Sometimes you may start from a few componenents and will want to complete this skeleton medium to reach a certain minimum growth rate across all models in the database. This can be done with complete_db_medium
. By default this will minimize the added flux, but we will minimize the added total mass influx in order to avoid adding small aditional imports for very large (for instance starches) molecules.
from micom.workflows.db_media import complete_db_medium
manifest, imports = complete_db_medium("../data/agora103_genus.qza", medium, growth=0.001, threads=20, max_added_import=10, weights="mass")
Output()
manifest
is the amended manifest as before and imports
contains the used import fluxes for each model. A new column in the mnaifest also tells us how many import were added.
manifest.added.describe()
count 226.000000 mean 0.022124 std 0.239345 min 0.000000 25% 0.000000 50% 0.000000 75% 0.000000 max 3.000000 Name: added, dtype: float64
So we added at max 3 metabolites to the imports and in most cases none (as the previous medium was already good). We can also have a look at the used imports across all models.
import seaborn as sns
sns.clustermap(np.log10(imports + 1e-6), xticklabels=True, yticklabels=True, figsize=(30, 40))
<seaborn.matrix.ClusterGrid at 0x7f64bbe5c6d0>
As we can see some metabolites are consumed by all taxa but there are also many taxa-specific ones. If you know you will only use a subset of the database you can use the imports
matrix to design a new more minimal growth medium. For instance let's build a medium for only taxa from the Bacteroidetes phylum.
bacteroidetes = manifest[manifest.phylum == "Bacteroidetes"].id
bac_medium = imports.loc[bacteroidetes].max()
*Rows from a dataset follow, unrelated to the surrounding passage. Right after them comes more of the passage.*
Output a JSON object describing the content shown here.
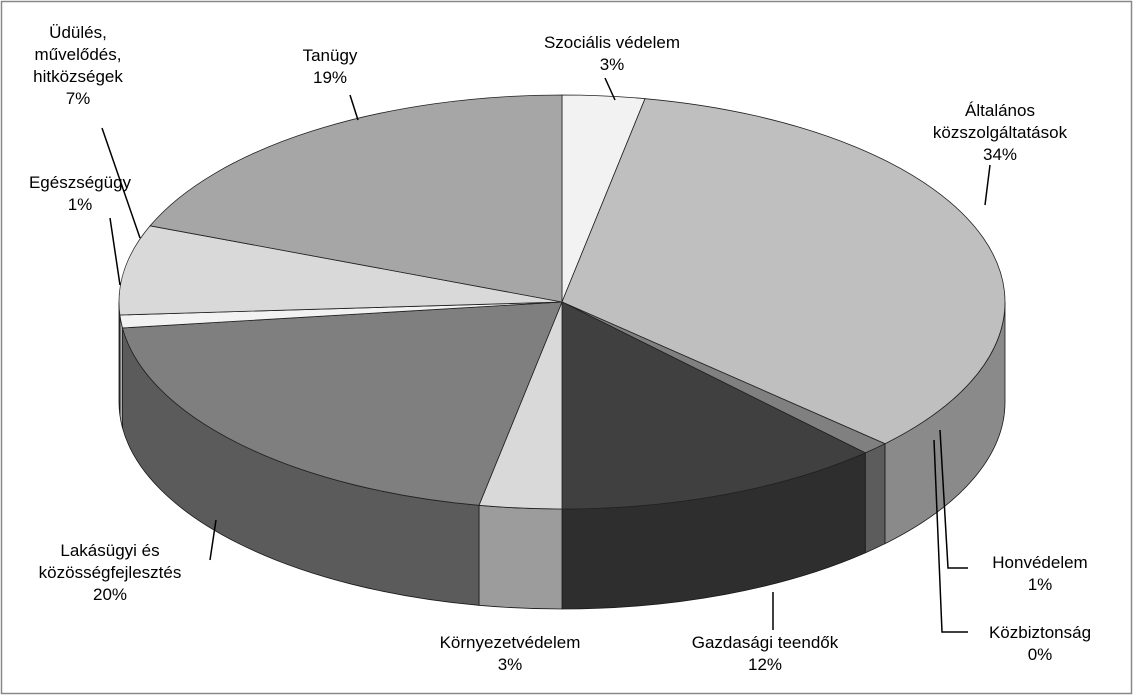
{
  "chart_data": {
    "type": "pie3d",
    "categories": [
      "Szociális védelem",
      "Általános közszolgáltatások",
      "Honvédelem",
      "Közbiztonság",
      "Gazdasági teendők",
      "Környezetvédelem",
      "Lakásügyi és közösségfejlesztés",
      "Egészségügy",
      "Üdülés, művelődés, hitközségek",
      "Tanügy"
    ],
    "values": [
      3,
      34,
      1,
      0,
      12,
      3,
      20,
      1,
      7,
      19
    ],
    "value_labels": [
      "3%",
      "34%",
      "1%",
      "0%",
      "12%",
      "3%",
      "20%",
      "1%",
      "7%",
      "19%"
    ],
    "colors": [
      "#f2f2f2",
      "#bfbfbf",
      "#808080",
      "#ffffff",
      "#404040",
      "#d9d9d9",
      "#7f7f7f",
      "#f2f2f2",
      "#d9d9d9",
      "#a6a6a6"
    ]
  }
}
bac_medium = bac_medium[bac_medium > 1e-6]
bac_medium
EX_4abz_m 0.100000 EX_4hbz_m 0.100000 EX_ac_m 0.100000 EX_acgam_m 0.100000 EX_ala_L_m 0.100000 ... EX_xylan_m 0.000032 EX_rhamnogalurII_m 0.000267 EX_acmana_m 0.100000 EX_starch1200_m 0.000012 EX_sel_m 0.100000 Length: 148, dtype: float64
Finally lets also export the medium as Qiime 2 artifact which can be read with q2-micom
or the normal micom package.
from qiime2 import Artifact
fluxes = imports.max()
fluxes = fluxes[(fluxes > 1e-6) | fluxes.index.isin(medium.reaction)]
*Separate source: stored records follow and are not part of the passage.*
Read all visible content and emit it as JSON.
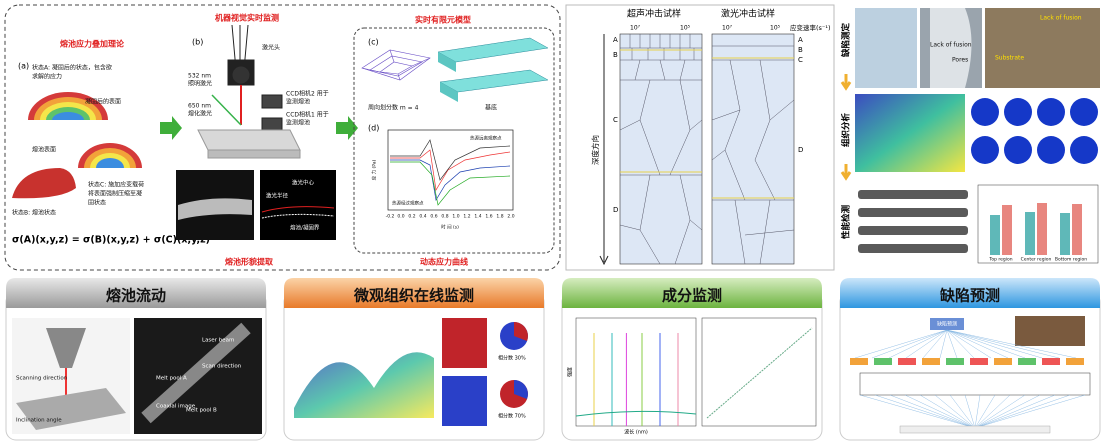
{
  "top_left": {
    "sections": [
      "熔池应力叠加理论",
      "机器视觉实时监测",
      "实时有限元模型",
      "熔池形貌提取",
      "动态应力曲线"
    ],
    "panel_a": {
      "label": "(a)",
      "state_a_1": "状态A: 凝固后的状态，包含欲",
      "state_a_2": "求解的应力",
      "solidified_surface": "凝固后的表面",
      "pool_surface": "熔池表面",
      "state_c_1": "状态C: 施加应变载荷",
      "state_c_2": "将表面强制压缩至凝",
      "state_c_3": "固状态",
      "state_b": "状态B: 熔池状态",
      "equation": "σ(A)(x,y,z) = σ(B)(x,y,z) + σ(C)(x,y,z)"
    },
    "panel_b": {
      "label": "(b)",
      "laser_head": "激光头",
      "laser_532_1": "532 nm",
      "laser_532_2": "照明激光",
      "laser_650_1": "650 nm",
      "laser_650_2": "熔化激光",
      "ccd2_1": "CCD相机2 用于",
      "ccd2_2": "监测熔池",
      "ccd1_1": "CCD相机1 用于",
      "ccd1_2": "监测熔池",
      "laser_center": "激光中心",
      "spot_radius": "激光半径",
      "boundary": "熔池/凝固界"
    },
    "panel_c": {
      "label": "(c)",
      "divisions": "周向划分数   m = 4",
      "substrate": "基底"
    },
    "panel_d": {
      "label": "(d)",
      "ylabel": "应 力 (Pa)",
      "xlabel": "时 间 (s)",
      "annot_far": "热源远离观察点",
      "annot_pass": "热源经过观察点",
      "xticks": [
        "-0.2",
        "0.0",
        "0.2",
        "0.4",
        "0.6",
        "0.8",
        "1.0",
        "1.2",
        "1.4",
        "1.6",
        "1.8",
        "2.0"
      ]
    }
  },
  "grain": {
    "left_title": "超声冲击试样",
    "right_title": "激光冲击试样",
    "rate_label": "应变速率(s⁻¹)",
    "left_ticks": [
      "10⁷",
      "10⁵"
    ],
    "right_ticks": [
      "10⁷",
      "10⁵"
    ],
    "depth": "深度方向",
    "left_zones": [
      "A",
      "B",
      "C",
      "D"
    ],
    "right_zones": [
      "A",
      "B",
      "C",
      "D"
    ]
  },
  "right_col": {
    "rows": [
      "缺陷测定",
      "组织分析",
      "性能检测"
    ],
    "lack_of_fusion_1": "Lack of fusion",
    "pores": "Pores",
    "lack_of_fusion_2": "Lack of fusion",
    "substrate": "Substrate",
    "bar_groups": [
      "Top region",
      "Center region",
      "Bottom region"
    ]
  },
  "cards": [
    {
      "title": "熔池流动",
      "labels": [
        "Laser beam",
        "Melt pool A",
        "Melt pool B",
        "Scan direction",
        "Coaxial image",
        "Scanning direction",
        "Inclination angle"
      ]
    },
    {
      "title": "微观组织在线监测",
      "labels": [
        "相分数 30%",
        "相分数 70%"
      ]
    },
    {
      "title": "成分监测",
      "labels": [
        "强度",
        "波长 (nm)"
      ]
    },
    {
      "title": "缺陷预测",
      "labels": [
        "缺陷预测"
      ]
    }
  ]
}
completed = pd.DataFrame({
"reaction": fluxes.index,
"metabolite": fluxes.index.str.replace("^EX_", "", regex=True),
"global_id": fluxes.index.str.replace("_m$", "(e)", regex=True),
"flux": fluxes
})
completed.shape
completed.index = completed.reaction
arti = Artifact.import_data("MicomMedium[Global]", completed)
arti.save("../media/western_diet_gut_agora.qza")
'../media/western_diet_gut_agora.qza'
And we validate that the new medium works.
check = check_db_medium("../data/agora103_genus.qza", completed, threads=20)
check.can_grow.value_counts()
Output()
True 227 Name: can_grow, dtype: int64
check.growth_rate.describe()
count 227.000000 mean 0.107486 std 0.123093 min 0.000891 25% 0.028599 50% 0.045764 75% 0.143464 max 0.479931 Name: growth_rate, dtype: float64
The minimum growth rate is a little lower than 0.001 due to numerical accuracy issues but it mostly fulfills the requirements we posed.